Phoenix-Mesa Gateway Airport is flying high with an economic impact of nearly $500 million in 2007-08, according to an Arizona State University study released Tuesday.
"A little over 15 years ago ... the U.S. Government announced that they were going to close Williams Air Force Base, and we wondered what will we do without Willie," said Mesa Mayor Scott Smith. "It was doom and gloom. We never imagined how we could survive with the Air Force vacating this facility."
Gateway is now supporting more than 4,500 jobs in its service area, the ASU report said.
Local officials gathered at the airport Tuesday to release the study and celebrate the role that Allegiant Air, the airport's only regularly scheduled airline, plays in the its success.
"They have confidence and faith not only in the present, but the future of Gateway, Smith said.
About a year ago, Allegiant Air announced it would begin offering flights out of Phoenix-Mesa Gateway, and now has two planes at the airport. It recently agreed to loan the airport $3 million to expand the terminal to accommodate more planes, and has aggressive expansion plans in terms of flights and employees.
"We will have (flown) approximately 180,000 passengers by the end of the first year, and we expect that to double with four planes to the mid-to-high-300,000s a year," said Maurice Gallagher, Allegiant's CEO. "We'll add one more airplane by Thanksgiving and then the fourth airplane on or about Feb. 1 when construction will be finished."
The $3 million terminal expansion will include a new departure lobby, courtyard seating area, and changes to the existing building to increase passenger capacity.
"Right now, we have approximately 70 people here in flight attendants, pilots and ground staff," Gallagher said. "With two airplanes more, we'll double the size of our population personnel-wise."
Neither Gateway nor Mesa will have to repay the $3 million loan because the airline will collect $4 for every passenger it flies in and out of the airport, he said.
"The city doesn't have any obligation to pay us unless a customer comes through," Gallagher said. "And after 10 years, with for whatever reason things don't work out ... the loan is forgiven. This is a win-win situation."
While economic conditions are hurting other airlines, Allegiant has had 22 consecutive quarters of profitability, he said.

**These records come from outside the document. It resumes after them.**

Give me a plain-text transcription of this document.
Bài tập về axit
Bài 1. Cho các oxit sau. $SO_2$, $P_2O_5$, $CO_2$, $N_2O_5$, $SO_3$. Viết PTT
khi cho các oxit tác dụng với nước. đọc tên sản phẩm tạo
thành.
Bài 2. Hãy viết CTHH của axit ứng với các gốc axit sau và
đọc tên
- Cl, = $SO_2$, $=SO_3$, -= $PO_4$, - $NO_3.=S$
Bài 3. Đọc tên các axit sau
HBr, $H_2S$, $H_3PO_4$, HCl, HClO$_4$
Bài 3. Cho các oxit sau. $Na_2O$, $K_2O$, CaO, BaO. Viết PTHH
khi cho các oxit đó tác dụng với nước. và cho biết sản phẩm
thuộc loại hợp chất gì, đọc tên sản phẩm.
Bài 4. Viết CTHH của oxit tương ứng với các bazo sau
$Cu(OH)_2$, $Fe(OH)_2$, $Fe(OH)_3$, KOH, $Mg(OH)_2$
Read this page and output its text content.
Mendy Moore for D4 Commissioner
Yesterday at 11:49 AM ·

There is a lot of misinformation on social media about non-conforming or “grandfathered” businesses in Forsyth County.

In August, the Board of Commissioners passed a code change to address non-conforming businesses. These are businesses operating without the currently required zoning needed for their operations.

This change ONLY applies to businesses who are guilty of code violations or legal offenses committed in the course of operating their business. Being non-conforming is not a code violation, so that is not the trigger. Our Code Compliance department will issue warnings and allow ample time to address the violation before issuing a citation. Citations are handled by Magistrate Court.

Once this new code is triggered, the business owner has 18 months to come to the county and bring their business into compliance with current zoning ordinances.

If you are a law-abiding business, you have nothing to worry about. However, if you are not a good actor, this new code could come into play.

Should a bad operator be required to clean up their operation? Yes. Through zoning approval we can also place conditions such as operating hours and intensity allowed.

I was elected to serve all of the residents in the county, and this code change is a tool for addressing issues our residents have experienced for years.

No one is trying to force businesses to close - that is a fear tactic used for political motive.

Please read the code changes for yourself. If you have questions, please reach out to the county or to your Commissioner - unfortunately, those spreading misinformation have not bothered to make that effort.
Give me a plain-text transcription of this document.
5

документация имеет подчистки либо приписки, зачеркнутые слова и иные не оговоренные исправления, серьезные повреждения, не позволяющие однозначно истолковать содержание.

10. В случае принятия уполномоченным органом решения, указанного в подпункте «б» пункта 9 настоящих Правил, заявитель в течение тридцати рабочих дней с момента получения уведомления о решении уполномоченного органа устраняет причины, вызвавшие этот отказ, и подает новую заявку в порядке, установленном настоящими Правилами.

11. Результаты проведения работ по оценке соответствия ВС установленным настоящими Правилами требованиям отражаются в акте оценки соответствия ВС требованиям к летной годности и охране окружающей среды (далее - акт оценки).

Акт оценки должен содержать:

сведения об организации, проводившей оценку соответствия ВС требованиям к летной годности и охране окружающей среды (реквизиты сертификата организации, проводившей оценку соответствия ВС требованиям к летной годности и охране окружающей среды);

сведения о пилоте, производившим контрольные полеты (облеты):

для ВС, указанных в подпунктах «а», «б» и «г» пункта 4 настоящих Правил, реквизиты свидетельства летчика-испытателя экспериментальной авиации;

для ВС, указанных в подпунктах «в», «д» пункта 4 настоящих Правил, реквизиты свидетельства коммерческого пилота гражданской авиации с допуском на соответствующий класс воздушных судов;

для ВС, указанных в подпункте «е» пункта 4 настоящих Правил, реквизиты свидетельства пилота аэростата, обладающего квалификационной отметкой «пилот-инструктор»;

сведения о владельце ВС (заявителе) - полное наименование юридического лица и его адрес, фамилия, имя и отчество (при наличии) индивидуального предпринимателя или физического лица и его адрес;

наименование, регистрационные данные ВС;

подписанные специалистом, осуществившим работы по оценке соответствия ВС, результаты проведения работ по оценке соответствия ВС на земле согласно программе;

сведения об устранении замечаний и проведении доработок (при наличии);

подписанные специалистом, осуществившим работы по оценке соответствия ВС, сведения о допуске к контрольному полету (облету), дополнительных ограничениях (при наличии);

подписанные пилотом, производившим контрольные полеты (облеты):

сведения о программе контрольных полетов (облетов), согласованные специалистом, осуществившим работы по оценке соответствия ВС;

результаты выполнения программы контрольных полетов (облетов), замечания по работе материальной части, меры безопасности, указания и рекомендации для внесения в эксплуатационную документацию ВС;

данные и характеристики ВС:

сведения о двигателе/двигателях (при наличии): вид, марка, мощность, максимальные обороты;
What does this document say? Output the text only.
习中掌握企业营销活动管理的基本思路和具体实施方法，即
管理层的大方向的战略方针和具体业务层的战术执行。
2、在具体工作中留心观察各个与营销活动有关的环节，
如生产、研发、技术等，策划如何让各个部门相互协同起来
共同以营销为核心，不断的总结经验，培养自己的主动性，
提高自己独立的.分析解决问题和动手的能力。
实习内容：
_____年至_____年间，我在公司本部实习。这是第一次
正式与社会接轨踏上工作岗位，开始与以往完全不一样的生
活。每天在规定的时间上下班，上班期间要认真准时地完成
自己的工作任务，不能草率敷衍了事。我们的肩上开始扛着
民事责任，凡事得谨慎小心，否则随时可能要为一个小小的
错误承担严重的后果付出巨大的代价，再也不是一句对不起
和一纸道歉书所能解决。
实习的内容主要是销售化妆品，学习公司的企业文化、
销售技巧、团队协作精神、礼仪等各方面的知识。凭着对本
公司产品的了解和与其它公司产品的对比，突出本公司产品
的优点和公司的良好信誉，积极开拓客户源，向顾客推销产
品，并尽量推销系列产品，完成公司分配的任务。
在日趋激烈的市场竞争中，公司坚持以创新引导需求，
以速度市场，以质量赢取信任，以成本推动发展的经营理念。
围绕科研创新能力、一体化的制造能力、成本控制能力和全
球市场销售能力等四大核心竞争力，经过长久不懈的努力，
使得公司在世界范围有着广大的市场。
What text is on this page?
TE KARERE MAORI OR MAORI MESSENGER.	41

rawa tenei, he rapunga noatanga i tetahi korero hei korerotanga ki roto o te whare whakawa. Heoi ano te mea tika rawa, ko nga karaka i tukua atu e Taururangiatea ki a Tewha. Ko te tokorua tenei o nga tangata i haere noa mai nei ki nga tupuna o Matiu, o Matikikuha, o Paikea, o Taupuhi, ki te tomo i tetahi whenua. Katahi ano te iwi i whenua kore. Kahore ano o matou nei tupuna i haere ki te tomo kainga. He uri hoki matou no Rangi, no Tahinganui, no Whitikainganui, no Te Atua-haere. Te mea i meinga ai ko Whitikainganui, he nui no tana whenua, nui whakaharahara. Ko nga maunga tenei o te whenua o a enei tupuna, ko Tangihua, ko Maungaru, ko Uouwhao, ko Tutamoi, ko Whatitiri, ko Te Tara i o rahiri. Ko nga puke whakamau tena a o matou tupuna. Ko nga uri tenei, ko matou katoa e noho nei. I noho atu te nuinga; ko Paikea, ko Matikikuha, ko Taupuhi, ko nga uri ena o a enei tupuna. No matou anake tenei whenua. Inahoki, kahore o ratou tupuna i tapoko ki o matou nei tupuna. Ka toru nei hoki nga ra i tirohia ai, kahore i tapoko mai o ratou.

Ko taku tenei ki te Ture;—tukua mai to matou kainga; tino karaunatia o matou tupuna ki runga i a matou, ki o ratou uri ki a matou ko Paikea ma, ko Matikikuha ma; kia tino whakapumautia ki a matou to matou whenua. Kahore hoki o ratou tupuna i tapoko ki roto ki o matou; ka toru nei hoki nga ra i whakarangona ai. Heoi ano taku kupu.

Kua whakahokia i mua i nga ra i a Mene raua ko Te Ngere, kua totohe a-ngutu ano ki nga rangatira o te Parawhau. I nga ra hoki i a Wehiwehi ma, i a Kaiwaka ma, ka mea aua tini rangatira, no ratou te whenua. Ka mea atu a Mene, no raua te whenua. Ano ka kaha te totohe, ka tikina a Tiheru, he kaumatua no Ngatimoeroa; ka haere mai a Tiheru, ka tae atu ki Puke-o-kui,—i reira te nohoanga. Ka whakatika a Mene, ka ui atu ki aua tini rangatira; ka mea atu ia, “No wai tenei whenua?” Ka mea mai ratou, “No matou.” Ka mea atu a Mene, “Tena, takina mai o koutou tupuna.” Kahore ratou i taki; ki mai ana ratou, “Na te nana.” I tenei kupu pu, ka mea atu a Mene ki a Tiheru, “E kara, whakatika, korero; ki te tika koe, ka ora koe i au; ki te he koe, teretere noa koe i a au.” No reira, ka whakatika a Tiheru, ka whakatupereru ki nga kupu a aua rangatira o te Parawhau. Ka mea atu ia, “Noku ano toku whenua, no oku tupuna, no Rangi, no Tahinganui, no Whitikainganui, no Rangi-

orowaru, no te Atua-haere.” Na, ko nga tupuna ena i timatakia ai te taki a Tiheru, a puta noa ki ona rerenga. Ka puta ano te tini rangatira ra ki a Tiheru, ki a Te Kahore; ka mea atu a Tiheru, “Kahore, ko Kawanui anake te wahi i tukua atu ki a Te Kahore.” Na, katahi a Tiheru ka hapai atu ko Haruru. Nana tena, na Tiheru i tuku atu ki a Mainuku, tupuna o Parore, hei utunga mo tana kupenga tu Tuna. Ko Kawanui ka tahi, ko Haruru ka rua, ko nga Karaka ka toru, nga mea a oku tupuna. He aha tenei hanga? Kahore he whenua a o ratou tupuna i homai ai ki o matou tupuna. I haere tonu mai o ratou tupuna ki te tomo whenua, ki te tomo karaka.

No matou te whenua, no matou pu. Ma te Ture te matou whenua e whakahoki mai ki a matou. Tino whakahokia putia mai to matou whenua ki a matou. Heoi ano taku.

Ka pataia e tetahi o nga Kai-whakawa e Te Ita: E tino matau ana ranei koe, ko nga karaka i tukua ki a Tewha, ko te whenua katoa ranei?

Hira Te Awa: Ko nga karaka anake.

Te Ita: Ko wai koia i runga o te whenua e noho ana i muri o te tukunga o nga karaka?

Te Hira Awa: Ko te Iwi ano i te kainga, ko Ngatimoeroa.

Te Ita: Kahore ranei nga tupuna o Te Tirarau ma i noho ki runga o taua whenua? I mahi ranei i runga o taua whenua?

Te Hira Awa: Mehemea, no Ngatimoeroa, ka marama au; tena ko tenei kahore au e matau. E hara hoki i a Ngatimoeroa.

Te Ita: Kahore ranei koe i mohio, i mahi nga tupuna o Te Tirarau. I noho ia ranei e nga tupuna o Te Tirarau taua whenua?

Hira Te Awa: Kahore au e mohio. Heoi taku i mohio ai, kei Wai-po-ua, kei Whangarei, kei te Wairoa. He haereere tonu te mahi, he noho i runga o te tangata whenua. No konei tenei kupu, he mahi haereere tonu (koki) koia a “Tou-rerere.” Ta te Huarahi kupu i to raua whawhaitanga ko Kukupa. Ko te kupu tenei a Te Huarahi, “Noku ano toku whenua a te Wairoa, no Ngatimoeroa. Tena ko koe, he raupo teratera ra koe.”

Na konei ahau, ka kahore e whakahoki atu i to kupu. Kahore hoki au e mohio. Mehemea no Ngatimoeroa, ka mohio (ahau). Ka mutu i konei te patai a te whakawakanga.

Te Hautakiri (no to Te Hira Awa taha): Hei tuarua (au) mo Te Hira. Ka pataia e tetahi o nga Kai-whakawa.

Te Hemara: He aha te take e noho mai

"A lot of our cities where our customers originate have not had the financial impact ... that we've seen around the country," Gallagher said. "We're not in the suburban belts where a lot of the housing problems have been."
Lynn Kusy, Phoenix-Mesa Gateway's executive director, said the airport has been and continues to be busy with construction projects.
"We have in the last several years built about 10 new buildings and we have about six more under construction right now," he said. "And we have about five more projects that have been approved by the Williams Gateway Airport Authority Board of Directors and are in some phase of design. Our visitor traffic continues to grow."